Questa canzone, qualcuno certamente lo ricorderà, nobilitò (insieme all’altro gioiello “The long and winding road” in puro e delizioso stile maccartneiano) il triste, bruttarello album d’addio dei Beatles, quel “Let it be” (Così sia) che la band aveva registrato prima di “Abbey road” ma inizialmente aveva pensato bene di buttare nel rudo tanto poco lo trovavano all’altezza.
Uscì, la canzone, come un prodotto ufficiale dei Beatles, ma Paul, George e Ringo ne scoprirono l’esistenza quando John portò ad Abbey Road un nastrino chitarra e voce su cui poi Phil Spector (che aveva in qualche modo defenestrato George Martin) inserì una serie di ridondanti effetti sonori. Come tale, lo si può considerare un pezzo di John Lennon a tutti gli effetti.
Perché ci faccio sopra un post?
Perché se avessi voglia di scrivere una canzone in questo preciso momento cercherei di scrivere qualcosa del genere. Ma non credo che mi verrebbe altrettanto bene.
Poi magari nei momenti più reattivi la canterei come l’ha splendidamente ricantata David Bowie, con la piena benedizione di Lennon che collaborò all’incisione suonando la chitarra e partecipando ai cori.
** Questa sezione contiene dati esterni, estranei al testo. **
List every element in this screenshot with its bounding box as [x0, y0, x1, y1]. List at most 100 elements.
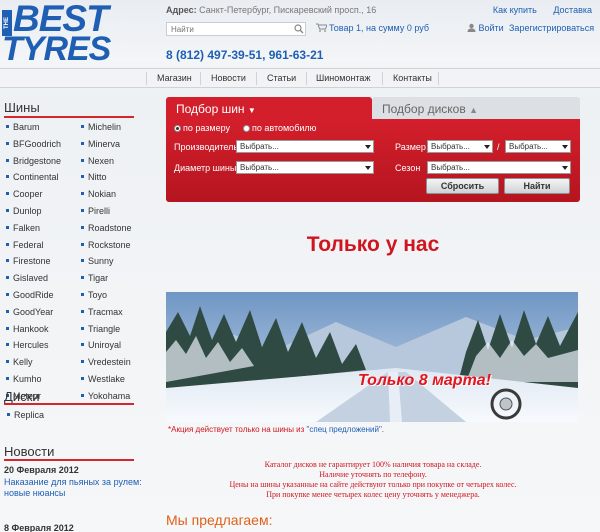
bullet-icon: [81, 276, 84, 280]
brand-link[interactable]: Roadstone: [81, 223, 132, 233]
brand-link[interactable]: Dunlop: [6, 206, 42, 216]
radio-by-size[interactable]: по размеру: [174, 123, 230, 133]
special-offers-link[interactable]: "спец предложений": [307, 425, 382, 434]
nav-item-tyre-fitting[interactable]: Шиномонтаж: [316, 73, 370, 83]
brand-label: Barum: [13, 122, 40, 132]
tyre-picker: Подбор дисков ▲ Подбор шин ▼ по размеру …: [166, 97, 580, 202]
dropdown-arrow-icon: [365, 166, 371, 170]
find-button[interactable]: Найти: [504, 178, 570, 194]
brand-link[interactable]: Cooper: [6, 189, 43, 199]
brand-label: Bridgestone: [13, 155, 62, 166]
bullet-icon: [6, 192, 9, 196]
brand-link[interactable]: Barum: [6, 122, 40, 132]
cart[interactable]: Товар 1, на сумму 0 руб: [316, 23, 429, 33]
radio-by-car[interactable]: по автомобилю: [243, 123, 316, 133]
brand-link[interactable]: Tigar: [81, 273, 109, 284]
tab-disk-picker-label: Подбор дисков ▲: [382, 102, 478, 116]
chevron-up-icon: ▲: [469, 105, 478, 115]
brand-link[interactable]: Continental: [6, 172, 59, 183]
brand-link[interactable]: Falken: [6, 223, 40, 233]
brand-link[interactable]: Nokian: [81, 189, 116, 199]
radio-by-size-label: по размеру: [183, 123, 231, 133]
brand-link[interactable]: Bridgestone: [6, 155, 62, 166]
delivery-link[interactable]: Доставка: [553, 5, 592, 15]
brand-link[interactable]: Hercules: [6, 340, 49, 350]
how-to-buy-link[interactable]: Как купить: [493, 5, 537, 15]
brand-label: Gislaved: [13, 273, 49, 284]
manufacturer-select[interactable]: Выбрать...: [236, 140, 374, 153]
size-profile-select-value: Выбрать...: [509, 142, 548, 151]
reset-button[interactable]: Сбросить: [426, 178, 499, 194]
brand-link[interactable]: Gislaved: [6, 273, 49, 284]
brand-link[interactable]: Federal: [6, 239, 44, 250]
bullet-icon: [6, 309, 9, 313]
nav-item-news[interactable]: Новости: [211, 73, 246, 83]
bullet-icon: [81, 209, 84, 212]
brand-link[interactable]: Sunny: [81, 256, 114, 266]
promo-note: *Акция действует только на шины из "спец…: [168, 425, 384, 434]
brand-link[interactable]: Rockstone: [81, 240, 131, 250]
brand-label: Federal: [13, 239, 44, 250]
register-link[interactable]: Зарегистрироваться: [509, 23, 594, 33]
search-icon[interactable]: [294, 24, 304, 34]
brand-link[interactable]: Kelly: [6, 357, 33, 367]
brand-link[interactable]: GoodYear: [6, 307, 53, 317]
size-width-select[interactable]: Выбрать...: [427, 140, 493, 153]
bullet-icon: [6, 242, 9, 246]
brand-label: Westlake: [88, 374, 125, 384]
brand-label: Continental: [13, 172, 59, 183]
manufacturer-select-value: Выбрать...: [240, 142, 279, 151]
size-width-select-value: Выбрать...: [431, 142, 470, 151]
brand-link[interactable]: Michelin: [81, 122, 121, 132]
banner-text: Только 8 марта!: [358, 372, 492, 389]
diameter-select[interactable]: Выбрать...: [236, 161, 374, 174]
site-logo[interactable]: THE BEST TYRES: [0, 0, 150, 66]
brand-link[interactable]: Yokohama: [81, 391, 130, 401]
bullet-icon: [6, 360, 9, 364]
disk-item-replica[interactable]: Replica: [7, 410, 44, 420]
brand-label: Firestone: [13, 256, 51, 267]
news-link[interactable]: Наказание для пьяных за рулем:: [4, 477, 142, 488]
tab-disk-picker[interactable]: Подбор дисков ▲: [372, 97, 580, 121]
promo-banner[interactable]: Только 8 марта!: [166, 292, 578, 422]
brand-link[interactable]: Uniroyal: [81, 340, 121, 350]
brand-label: Dunlop: [13, 206, 42, 216]
brand-link[interactable]: Triangle: [81, 323, 121, 334]
nav-item-contacts[interactable]: Контакты: [393, 73, 432, 83]
bullet-icon: [6, 326, 9, 330]
brand-link[interactable]: Firestone: [6, 256, 51, 267]
address-label: Адрес:: [166, 5, 197, 15]
brand-link[interactable]: Westlake: [81, 374, 125, 384]
bullet-icon: [81, 360, 84, 364]
tab-tyre-picker[interactable]: Подбор шин ▼: [166, 97, 372, 121]
brand-link[interactable]: BFGoodrich: [6, 139, 61, 149]
brand-link[interactable]: Toyo: [81, 290, 107, 300]
promo-note-prefix: *Акция действует только на шины из: [168, 425, 307, 434]
brand-link[interactable]: Nitto: [81, 172, 107, 182]
size-profile-select[interactable]: Выбрать...: [505, 140, 571, 153]
brand-link[interactable]: Pirelli: [81, 206, 110, 216]
brand-link[interactable]: GoodRide: [6, 290, 54, 300]
login-link[interactable]: Войти: [467, 23, 504, 33]
news-link-cont[interactable]: новые нюансы: [4, 488, 65, 499]
bullet-icon: [81, 377, 84, 380]
manufacturer-label: Производитель: [174, 142, 239, 152]
brand-link[interactable]: Minerva: [81, 139, 120, 149]
search-input[interactable]: [166, 22, 306, 36]
brand-link[interactable]: Nexen: [81, 156, 114, 166]
nav-divider: [382, 72, 383, 85]
bullet-icon: [81, 141, 84, 145]
brand-label: Tigar: [88, 273, 109, 284]
brand-link[interactable]: Hankook: [6, 323, 49, 334]
brand-label: Triangle: [88, 323, 121, 334]
nav-item-shop[interactable]: Магазин: [157, 73, 192, 83]
news-date: 8 Февраля 2012: [4, 523, 74, 532]
season-select[interactable]: Выбрать...: [427, 161, 571, 174]
nav-item-articles[interactable]: Статьи: [267, 73, 296, 83]
brand-link[interactable]: Vredestein: [81, 357, 131, 367]
brand-label: Hankook: [13, 323, 49, 334]
brand-link[interactable]: Kumho: [6, 374, 42, 384]
news-date: 20 Февраля 2012: [4, 465, 79, 475]
bullet-icon: [6, 175, 9, 179]
brand-link[interactable]: Tracmax: [81, 307, 123, 317]
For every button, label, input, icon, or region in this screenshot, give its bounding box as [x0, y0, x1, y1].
Ci fai conoscere sempre personaggi e canzoni su cui non abbiamo soffermato lo sguardo, almeno io che un certo tipo di musica l’ho accettata, ma mai cercata. belle ambedue. Ciao Riri52
Sono contento che ti siano piaciute entrambe. Io personalmente ancora non ho ben capito chi e cosa ti piace e non ti piace e soprattutto perché, ma il problema non mi toglie il sonno.
Buona vita.
il bello della vita…
La vita è bellissima nonostante tutti gli accidentali marchingegni che l’entropia diuturnamente vi dissemina. La vita è l’arte dell’incontro. Le possibili combinazioni sono virtualmente infinite e consentono qualunque tipo di esito. E qualunque cosa succeda, ne vale sempre la pena.
Un abbraccio.
Mi ha riportato indietro di 25 anni, questa canzone. Dolorosamente e poi dolcemente. Quindi ti ringrazio per la dolcezza che ho provato ascoltandola, perché alla fine solo quella, è rimasta.
Mi sorprende sempre come le canzoni, e tutta la musica, abbiano il potere di farti andare indietro nel tempo, di portarti esattamente nel posto in cui eri quando le ascoltavi, fino a farti sentire perfino l’odore di quel luogo, e farti rivivere, durante il loro ascolto, tutte le sensazioni che provavi allora. E questa sera, ascoltando Across the universe, è successo proprio così. Strana, la mente. Potente.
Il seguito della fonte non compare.